Many employees also cite the University’s many locations throughout the state and strong national reputation as reasons for seeking employment. Some current Penn State employees were able to witness the employee experience while they were still students.
“As a resident assistant at Penn State Altoona, I worked with faculty and staff and saw firsthand how much Penn State cares about their employees. Even before I graduated, I knew that the University was a great place that really valued their staff, along with offering job security and competitive pay,” said Rachel Fowkes. Three years after graduating with a degree in communications from Penn State Altoona, Fowkes returned to the campus to work as the assistant director of development.
Fowkes explained that employment at Penn State offers what so many of her peers seek in a career: a sense of purpose.
“We are a generation filled with passion,” she said. “We seek connection in our jobs, and working at a forward-thinking institution like Penn State allows us to make valuable contributions in the workplace.”
For many recent graduates, a role at Penn State allows them to build on skills they honed as students and develop a solid footing for their careers.
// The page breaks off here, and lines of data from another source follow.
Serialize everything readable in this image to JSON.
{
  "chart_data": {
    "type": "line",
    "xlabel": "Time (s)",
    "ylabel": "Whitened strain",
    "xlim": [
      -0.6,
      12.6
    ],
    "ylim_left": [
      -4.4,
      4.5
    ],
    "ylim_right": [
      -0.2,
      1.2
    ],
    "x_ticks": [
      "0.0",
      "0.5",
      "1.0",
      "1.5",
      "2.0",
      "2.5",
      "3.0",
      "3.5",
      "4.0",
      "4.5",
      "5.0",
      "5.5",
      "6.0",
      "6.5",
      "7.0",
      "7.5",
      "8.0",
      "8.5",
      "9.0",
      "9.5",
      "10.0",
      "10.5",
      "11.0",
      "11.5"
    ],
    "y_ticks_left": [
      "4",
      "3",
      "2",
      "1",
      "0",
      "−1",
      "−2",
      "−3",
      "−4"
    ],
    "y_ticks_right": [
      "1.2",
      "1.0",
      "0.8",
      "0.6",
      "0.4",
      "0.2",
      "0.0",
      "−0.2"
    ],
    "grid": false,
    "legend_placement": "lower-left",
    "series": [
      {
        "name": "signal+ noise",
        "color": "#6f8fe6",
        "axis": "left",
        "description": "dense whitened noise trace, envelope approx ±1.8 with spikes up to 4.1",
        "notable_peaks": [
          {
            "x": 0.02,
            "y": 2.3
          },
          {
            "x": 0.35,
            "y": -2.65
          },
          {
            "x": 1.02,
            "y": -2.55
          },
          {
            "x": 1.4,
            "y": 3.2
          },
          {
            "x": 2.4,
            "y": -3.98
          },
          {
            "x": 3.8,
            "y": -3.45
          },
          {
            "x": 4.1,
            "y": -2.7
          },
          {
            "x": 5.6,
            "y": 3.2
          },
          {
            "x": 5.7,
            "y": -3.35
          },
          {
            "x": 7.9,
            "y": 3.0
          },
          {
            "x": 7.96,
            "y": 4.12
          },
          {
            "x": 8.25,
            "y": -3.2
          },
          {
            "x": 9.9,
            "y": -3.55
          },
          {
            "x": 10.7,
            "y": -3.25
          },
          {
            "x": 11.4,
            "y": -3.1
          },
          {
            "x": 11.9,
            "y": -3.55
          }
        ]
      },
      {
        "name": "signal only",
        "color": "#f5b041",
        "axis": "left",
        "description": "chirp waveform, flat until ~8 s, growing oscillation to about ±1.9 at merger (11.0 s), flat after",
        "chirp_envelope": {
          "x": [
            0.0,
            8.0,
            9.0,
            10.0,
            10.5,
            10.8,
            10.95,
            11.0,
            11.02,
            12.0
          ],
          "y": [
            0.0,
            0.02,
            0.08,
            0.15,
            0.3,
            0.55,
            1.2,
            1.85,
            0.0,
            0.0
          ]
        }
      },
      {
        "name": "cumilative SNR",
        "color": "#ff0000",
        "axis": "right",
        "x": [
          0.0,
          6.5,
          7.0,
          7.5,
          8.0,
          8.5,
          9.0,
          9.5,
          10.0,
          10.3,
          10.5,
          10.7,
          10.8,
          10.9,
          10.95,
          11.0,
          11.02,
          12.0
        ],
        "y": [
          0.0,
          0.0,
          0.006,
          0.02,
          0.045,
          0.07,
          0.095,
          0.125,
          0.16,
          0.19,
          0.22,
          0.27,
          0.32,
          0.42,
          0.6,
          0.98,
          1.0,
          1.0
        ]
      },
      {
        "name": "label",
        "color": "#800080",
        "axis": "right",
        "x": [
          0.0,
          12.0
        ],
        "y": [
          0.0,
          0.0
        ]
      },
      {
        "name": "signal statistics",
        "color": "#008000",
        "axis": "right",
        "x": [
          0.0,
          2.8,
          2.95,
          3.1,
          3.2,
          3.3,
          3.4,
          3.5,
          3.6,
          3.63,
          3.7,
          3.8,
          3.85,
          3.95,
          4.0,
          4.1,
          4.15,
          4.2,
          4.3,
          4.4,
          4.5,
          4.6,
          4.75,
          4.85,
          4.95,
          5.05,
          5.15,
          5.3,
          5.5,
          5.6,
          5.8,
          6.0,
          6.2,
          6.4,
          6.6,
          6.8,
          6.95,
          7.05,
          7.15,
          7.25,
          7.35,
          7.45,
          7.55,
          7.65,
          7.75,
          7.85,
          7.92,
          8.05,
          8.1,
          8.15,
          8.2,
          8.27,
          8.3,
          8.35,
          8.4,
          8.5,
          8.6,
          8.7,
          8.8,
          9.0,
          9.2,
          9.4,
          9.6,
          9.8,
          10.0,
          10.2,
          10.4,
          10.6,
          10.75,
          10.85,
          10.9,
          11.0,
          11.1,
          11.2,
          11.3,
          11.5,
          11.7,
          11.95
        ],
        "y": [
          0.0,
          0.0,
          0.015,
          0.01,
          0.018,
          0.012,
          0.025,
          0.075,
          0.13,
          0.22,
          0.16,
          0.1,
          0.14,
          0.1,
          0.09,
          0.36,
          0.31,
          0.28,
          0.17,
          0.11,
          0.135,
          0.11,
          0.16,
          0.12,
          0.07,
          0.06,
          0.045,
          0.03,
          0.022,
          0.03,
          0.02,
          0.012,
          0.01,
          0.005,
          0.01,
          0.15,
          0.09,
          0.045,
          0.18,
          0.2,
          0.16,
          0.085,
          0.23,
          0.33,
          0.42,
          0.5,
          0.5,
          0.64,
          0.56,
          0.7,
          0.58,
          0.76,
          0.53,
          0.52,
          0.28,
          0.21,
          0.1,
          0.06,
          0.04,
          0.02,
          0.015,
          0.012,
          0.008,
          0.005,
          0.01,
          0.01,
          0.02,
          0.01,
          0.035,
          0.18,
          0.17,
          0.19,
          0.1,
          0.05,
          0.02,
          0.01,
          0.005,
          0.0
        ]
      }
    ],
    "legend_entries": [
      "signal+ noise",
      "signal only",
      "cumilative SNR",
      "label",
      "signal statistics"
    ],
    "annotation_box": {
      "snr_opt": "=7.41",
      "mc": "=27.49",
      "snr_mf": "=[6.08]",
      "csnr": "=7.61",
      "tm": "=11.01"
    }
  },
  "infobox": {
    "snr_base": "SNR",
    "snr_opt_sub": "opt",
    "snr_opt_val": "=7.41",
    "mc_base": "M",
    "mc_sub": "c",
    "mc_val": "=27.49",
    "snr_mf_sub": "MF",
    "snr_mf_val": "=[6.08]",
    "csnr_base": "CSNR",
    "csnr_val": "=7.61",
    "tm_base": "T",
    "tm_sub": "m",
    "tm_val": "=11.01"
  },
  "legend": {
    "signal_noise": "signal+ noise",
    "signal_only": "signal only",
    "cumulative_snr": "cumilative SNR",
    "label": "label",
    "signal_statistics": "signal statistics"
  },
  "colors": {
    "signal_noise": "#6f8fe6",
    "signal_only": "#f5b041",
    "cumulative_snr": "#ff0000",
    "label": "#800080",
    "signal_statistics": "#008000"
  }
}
“When I started at Penn State, I was brought into a positive and fulfilling work environment. I was able to thrive, and all of my abilities were able to be maximized,” said Paris Palmer, strategic communications coordinator for the Donald P. Bellisario College of Communications.
Palmer, who graduated with a degree in telecommunications from Penn State in 2017, plans to use the employee tuition assistance benefit to pursue a master of professional studies in strategic communications degree through Penn State World Campus.
During his junior and senior year, Palmer played football for the Nittany Lions. He noted that the sense of community and support he felt on the field and in the classroom has extended to the workplace.
“Being a Penn Stater means that you look for those to pull you up and as you climb, you pull up the next person who needs it,” he said. “That’s something that was instilled in me as a student and an athlete, and that has been my experience as an employee. The Penn State network is here for anyone who needs it.”